Fans should seek to follow in their footsteps for being unafraid to speak for a more important cause in the face of prejudice and intimidation.
In August 2016, former San Francisco star quarterback Colin Kaepernick started the national anthem protests quietly. He protested so peacefully that the first two games went unnoticed. When he garnered attention he said, “I’m seeing things happen to people that don’t have a voice, people that don’t have a platform to talk.”
Players have made it clear they mean no disrespect to the military using the anthem for their protest, but tension around the demonstrations have made it a national concern: one side kneeling for social justice, the other focusing on respect for the military and patriotism.
In week three of this NFL season, over 200 players participated in kneeling during the national anthem to protest racial injustice against black people in the United States. In response to heightened player participation, Donald Trump said to team owners, “Get that son of a bitch off the field… he’s fired. He’s fired!” Twice forhis emphasis, NFL players should not be free to gather in peaceful protest.
Fan-favorite Warrior Steph Curry did not want to visit the White House occupied by Donald Trump. Trump uninvited the champion via Twitter and Steph said, “It’s kind of beneath the leader of our country to go that route. That’s not what leaders do.” When the team visits Washington they plan to “celebrate equality, diversity and inclusion.”
If a De Anza student was given the invitation in his place our voice would make headlines. In the Bay, friends catch themselves before referring to Trump as President. Secession makes sense to a population living differently than the rest of our country.
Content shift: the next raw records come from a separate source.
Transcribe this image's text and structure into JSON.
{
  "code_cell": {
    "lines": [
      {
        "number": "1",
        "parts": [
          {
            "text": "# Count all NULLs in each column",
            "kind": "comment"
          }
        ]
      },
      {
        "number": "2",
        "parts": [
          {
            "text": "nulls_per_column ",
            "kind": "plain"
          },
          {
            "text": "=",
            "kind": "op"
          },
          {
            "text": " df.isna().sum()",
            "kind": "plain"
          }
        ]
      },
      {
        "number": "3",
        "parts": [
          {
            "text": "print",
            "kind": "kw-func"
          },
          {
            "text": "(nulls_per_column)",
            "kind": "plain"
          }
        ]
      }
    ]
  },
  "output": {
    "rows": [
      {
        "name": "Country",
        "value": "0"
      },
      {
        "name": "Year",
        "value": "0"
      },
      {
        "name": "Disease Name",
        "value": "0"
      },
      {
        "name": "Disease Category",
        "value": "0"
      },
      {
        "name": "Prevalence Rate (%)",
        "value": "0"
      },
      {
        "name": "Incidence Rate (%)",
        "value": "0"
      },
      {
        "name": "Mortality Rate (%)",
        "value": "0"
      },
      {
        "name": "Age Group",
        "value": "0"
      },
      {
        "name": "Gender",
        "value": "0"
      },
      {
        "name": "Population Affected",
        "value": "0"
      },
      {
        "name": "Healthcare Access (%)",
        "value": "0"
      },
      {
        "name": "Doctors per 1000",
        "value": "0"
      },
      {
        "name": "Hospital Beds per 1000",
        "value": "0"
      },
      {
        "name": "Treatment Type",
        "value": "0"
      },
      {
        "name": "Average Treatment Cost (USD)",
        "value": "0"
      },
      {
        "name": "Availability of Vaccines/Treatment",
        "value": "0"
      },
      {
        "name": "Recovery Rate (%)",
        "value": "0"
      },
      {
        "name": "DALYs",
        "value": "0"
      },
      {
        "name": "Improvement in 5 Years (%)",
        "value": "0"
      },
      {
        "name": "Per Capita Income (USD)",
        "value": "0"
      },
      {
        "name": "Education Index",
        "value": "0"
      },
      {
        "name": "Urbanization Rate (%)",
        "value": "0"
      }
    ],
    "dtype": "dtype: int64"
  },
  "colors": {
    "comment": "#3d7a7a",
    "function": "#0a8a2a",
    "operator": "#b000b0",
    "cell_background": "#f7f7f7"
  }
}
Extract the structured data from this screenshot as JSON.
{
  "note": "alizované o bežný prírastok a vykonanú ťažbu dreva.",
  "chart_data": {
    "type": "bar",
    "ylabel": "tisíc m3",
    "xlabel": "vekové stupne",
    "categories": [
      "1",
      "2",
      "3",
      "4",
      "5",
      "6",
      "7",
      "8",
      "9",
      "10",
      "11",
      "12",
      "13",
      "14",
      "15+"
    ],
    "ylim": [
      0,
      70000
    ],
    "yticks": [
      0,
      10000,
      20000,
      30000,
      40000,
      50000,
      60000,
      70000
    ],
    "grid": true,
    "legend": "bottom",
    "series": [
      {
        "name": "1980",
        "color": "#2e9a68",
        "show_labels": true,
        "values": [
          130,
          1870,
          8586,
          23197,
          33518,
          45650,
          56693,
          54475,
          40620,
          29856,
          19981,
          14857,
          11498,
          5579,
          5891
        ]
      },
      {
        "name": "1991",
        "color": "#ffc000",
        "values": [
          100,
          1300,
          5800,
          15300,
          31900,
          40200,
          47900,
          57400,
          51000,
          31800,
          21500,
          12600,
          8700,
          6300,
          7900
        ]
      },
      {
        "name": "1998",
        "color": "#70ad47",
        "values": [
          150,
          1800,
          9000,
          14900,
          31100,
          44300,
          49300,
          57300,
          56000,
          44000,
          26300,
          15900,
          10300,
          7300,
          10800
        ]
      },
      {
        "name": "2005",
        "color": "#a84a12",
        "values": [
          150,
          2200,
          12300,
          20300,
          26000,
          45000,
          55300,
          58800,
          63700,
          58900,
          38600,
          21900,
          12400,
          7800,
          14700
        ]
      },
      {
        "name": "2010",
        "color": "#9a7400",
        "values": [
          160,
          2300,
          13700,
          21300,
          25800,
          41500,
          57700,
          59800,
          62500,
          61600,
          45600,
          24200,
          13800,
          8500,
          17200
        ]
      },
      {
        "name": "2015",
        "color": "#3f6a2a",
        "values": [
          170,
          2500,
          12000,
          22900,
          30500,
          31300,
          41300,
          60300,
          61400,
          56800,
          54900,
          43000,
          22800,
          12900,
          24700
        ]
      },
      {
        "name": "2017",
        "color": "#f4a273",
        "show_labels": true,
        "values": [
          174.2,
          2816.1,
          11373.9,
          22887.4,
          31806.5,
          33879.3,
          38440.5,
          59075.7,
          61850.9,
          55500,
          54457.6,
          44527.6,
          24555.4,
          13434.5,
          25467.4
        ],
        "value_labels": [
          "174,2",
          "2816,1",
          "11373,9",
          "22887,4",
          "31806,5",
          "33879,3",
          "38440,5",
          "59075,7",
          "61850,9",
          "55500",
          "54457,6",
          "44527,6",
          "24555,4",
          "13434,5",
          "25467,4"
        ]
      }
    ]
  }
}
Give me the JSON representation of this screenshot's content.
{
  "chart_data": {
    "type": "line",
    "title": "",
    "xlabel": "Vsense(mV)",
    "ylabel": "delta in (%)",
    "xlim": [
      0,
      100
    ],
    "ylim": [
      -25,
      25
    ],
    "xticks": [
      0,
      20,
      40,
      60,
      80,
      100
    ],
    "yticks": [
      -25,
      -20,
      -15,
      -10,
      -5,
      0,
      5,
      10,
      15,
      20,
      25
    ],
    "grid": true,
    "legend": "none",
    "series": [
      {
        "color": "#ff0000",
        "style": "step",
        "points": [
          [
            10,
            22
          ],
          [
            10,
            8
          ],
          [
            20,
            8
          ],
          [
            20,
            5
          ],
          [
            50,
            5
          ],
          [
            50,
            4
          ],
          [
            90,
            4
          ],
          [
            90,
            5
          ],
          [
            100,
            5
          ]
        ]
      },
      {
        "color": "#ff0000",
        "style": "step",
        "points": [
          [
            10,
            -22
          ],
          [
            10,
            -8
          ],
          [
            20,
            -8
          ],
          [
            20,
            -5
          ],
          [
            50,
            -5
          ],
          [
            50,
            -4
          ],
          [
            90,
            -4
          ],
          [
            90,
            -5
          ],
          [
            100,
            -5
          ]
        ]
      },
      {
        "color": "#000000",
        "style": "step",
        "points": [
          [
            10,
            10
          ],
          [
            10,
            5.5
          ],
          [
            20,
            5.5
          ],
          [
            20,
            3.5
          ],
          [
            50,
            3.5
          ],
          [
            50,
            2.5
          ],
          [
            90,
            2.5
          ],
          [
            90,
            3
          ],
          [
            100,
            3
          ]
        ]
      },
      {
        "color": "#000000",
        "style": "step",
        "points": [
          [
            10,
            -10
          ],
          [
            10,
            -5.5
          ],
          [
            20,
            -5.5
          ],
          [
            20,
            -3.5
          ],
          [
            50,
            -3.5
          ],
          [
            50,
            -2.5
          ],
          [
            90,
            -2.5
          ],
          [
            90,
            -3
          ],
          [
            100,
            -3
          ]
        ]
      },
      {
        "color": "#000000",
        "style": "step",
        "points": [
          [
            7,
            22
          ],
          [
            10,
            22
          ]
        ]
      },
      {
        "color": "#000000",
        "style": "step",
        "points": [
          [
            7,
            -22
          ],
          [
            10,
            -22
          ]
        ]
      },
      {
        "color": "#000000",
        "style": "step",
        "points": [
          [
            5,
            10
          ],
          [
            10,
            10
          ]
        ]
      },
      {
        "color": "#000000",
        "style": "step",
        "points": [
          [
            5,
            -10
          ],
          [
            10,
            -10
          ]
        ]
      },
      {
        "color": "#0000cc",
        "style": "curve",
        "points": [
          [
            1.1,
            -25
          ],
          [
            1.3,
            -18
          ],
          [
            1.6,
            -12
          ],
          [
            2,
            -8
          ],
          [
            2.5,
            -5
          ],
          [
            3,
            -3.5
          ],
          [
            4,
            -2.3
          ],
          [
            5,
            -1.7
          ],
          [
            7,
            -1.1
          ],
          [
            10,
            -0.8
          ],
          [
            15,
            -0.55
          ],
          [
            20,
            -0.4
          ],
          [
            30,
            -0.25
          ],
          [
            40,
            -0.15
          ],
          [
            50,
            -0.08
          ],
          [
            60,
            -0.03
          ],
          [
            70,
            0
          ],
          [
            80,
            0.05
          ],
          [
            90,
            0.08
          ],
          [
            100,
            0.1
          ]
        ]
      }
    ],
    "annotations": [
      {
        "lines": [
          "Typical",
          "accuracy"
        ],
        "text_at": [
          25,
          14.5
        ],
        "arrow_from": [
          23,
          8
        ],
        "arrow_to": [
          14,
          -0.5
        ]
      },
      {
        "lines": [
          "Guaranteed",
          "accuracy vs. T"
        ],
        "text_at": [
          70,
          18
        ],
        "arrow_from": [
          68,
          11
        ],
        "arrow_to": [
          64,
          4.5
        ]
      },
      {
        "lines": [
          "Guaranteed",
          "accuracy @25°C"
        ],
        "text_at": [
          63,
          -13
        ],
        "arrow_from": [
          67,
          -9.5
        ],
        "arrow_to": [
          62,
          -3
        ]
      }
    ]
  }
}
Westward expansion lead to the Bay Area, now the epicenter of technological advancement, meaning real influence and wealth. We make the best of equality, diversity and inclusion.
The louder the Bay is against Trump, the more our influence will shine through his. We naturally meet at social polarity and can be an example of development for those who look to Trump for positive change.
A De Anza student would rather celebrate with the Warriors again, but in our capital they will be focused on a national movement they recognize as more important than their expiring careers. Our perspective when explained is powerful, the paranoia in the opposition is clear, and Donald Trump has zero control over the Bay Area.
When Trump speaks to supporters he rambles and incites fear in half a country with lack of understanding, share the clarity of the Bay Area.